La prima stagione di Bridgerton è uscita a dicembre 2020. Se ne prevedono altre sette, di cui ben tre già confermate! Creata da Chris Van Dusen e prodotta dalla potentissima e infallibile Shonda Rhimes (Grey’s Anatomy, Scandal, Le regole del delitto perfetto), la serie è basata sui romanzi di Julia Quinn. In questi giorni sono circolate le prime immagini dal set della seconda stagione, e le prime anticipazioni sul cast: il ritorno dovrebbe avvenire per fine anno.
Nonostante sia stato lo show americano più visto su Netflix in 76 paesi (circa 82 milioni di telespettatori al debutto) vi do un consiglio: stateci alla larga. In attesa dei nuovi capitoli, ecco un (velenoso) resoconto delle prime otto puntate.
Bridgerton: di che parla?
Ambientata nella Londra di inizio XIX secolo, durante la cosiddetta Età della Reggenza, Bridgerton racconta la storia dell’omonima famiglia in tutti i suoi intrighi aristocratici.

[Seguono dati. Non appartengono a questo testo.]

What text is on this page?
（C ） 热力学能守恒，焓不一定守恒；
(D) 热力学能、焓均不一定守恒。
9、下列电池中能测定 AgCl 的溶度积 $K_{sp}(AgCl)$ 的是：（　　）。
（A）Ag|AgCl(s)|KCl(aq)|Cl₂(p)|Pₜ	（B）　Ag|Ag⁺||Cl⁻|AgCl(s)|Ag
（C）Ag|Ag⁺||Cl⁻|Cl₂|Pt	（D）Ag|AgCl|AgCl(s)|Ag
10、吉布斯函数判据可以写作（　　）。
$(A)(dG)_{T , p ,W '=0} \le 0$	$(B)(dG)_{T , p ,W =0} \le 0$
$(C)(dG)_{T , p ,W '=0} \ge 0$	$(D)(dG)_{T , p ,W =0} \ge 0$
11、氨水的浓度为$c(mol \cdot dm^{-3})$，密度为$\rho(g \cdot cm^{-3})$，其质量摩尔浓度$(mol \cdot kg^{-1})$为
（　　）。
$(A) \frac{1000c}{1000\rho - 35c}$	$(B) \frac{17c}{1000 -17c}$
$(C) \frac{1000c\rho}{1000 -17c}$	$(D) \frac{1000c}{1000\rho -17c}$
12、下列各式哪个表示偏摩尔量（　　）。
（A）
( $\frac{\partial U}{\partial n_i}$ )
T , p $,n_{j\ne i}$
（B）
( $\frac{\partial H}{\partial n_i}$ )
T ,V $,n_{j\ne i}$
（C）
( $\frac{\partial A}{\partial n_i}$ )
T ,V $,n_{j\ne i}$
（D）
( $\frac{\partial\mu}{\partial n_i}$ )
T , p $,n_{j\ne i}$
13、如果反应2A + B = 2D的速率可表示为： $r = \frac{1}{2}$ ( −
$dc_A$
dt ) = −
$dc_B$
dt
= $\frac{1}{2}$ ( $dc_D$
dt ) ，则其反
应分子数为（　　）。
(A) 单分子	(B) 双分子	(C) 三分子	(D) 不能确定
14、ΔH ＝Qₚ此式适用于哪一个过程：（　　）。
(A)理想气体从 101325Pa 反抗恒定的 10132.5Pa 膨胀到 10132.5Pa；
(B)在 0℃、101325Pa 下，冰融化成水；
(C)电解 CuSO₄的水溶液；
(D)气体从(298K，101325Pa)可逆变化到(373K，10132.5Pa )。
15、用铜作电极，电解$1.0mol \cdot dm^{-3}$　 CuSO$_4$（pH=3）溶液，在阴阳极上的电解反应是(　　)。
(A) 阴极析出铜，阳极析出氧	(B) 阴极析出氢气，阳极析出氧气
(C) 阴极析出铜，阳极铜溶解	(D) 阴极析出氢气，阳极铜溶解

È l’ora cruciale dei primi balli della stagione. L’occasione per delle damigelle ipocritamente a modo di fare la loro apparizione nel mondo e di venir scelte da un pretendente, passando così dallo stato di figlia docile a quello di moglie sottomessa.
Protagonista indiscussa della prima stagione è Daphne, maggiore della casata Bridgerton, che a detta di tutti, Regina in testa, è la damigella con maggiori possibilità di reperire un buon partito. Dal momento della sua prima “esposizione” in pubblico, tutti vorrebbero stringerla tra le braccia, mostrandola come decorazione o trofeo. Ma il posto d’onore le viene presto sottratto da Marina Thompson, parente di una famiglia rivale, che tuttavia cela un segreto scandaloso non difficile da immaginare.
Fa presto poi la comparsa in scena (per non abbandonarla mai più) un giovane e avvenente duca, ostile però all’idea di maritarsi. Simon Bassett, duca di Hastings, è infatti un seduttore patentato dalle labbra perfette e il cuore duro, ma che grazie al rapporto con Daphne e la sua famiglia si deciderà a risolvere i problemi d’infanzia.
Ad aumentare la suspense, sotto l’ombra dell’anonimato, una certa Lady Whistledown crea disagi e inquietudini rivelando di settimana in settimana le cronache segrete delle alcove di ogni famiglia coinvolta nel “giro dei balli della Regina”.
Un trionfo di cliché… e di costumi.
La prima stagione di Bridgerton è una vera sfida nel cercare di incastrare il massimo dei cliché romantici in un minimo di episodi. Non c’è poi davvero spazio per l’inaspettato: i belli sono buoni, i brutti sono cattivi e i grassi sono adorabili e complessati.
Appaiono in successione tutti gli stereotipi dell’Inghilterra pre-vittoriana: le stabili e antiche famiglie cozzano con le borghesi emergenti, le ragazze eccitate e terrorizzate dal matrimonio rivaleggiano tra loro, i fratelli sono gelosi, le matrigne insopportabili, le sorelle minori erudite e pronte a dar buoni consigli. Un mondo dove il parto avviene senza il minimo sforzo e dove il sesso, anche se nessuno ne sa nulla, fa da padrone.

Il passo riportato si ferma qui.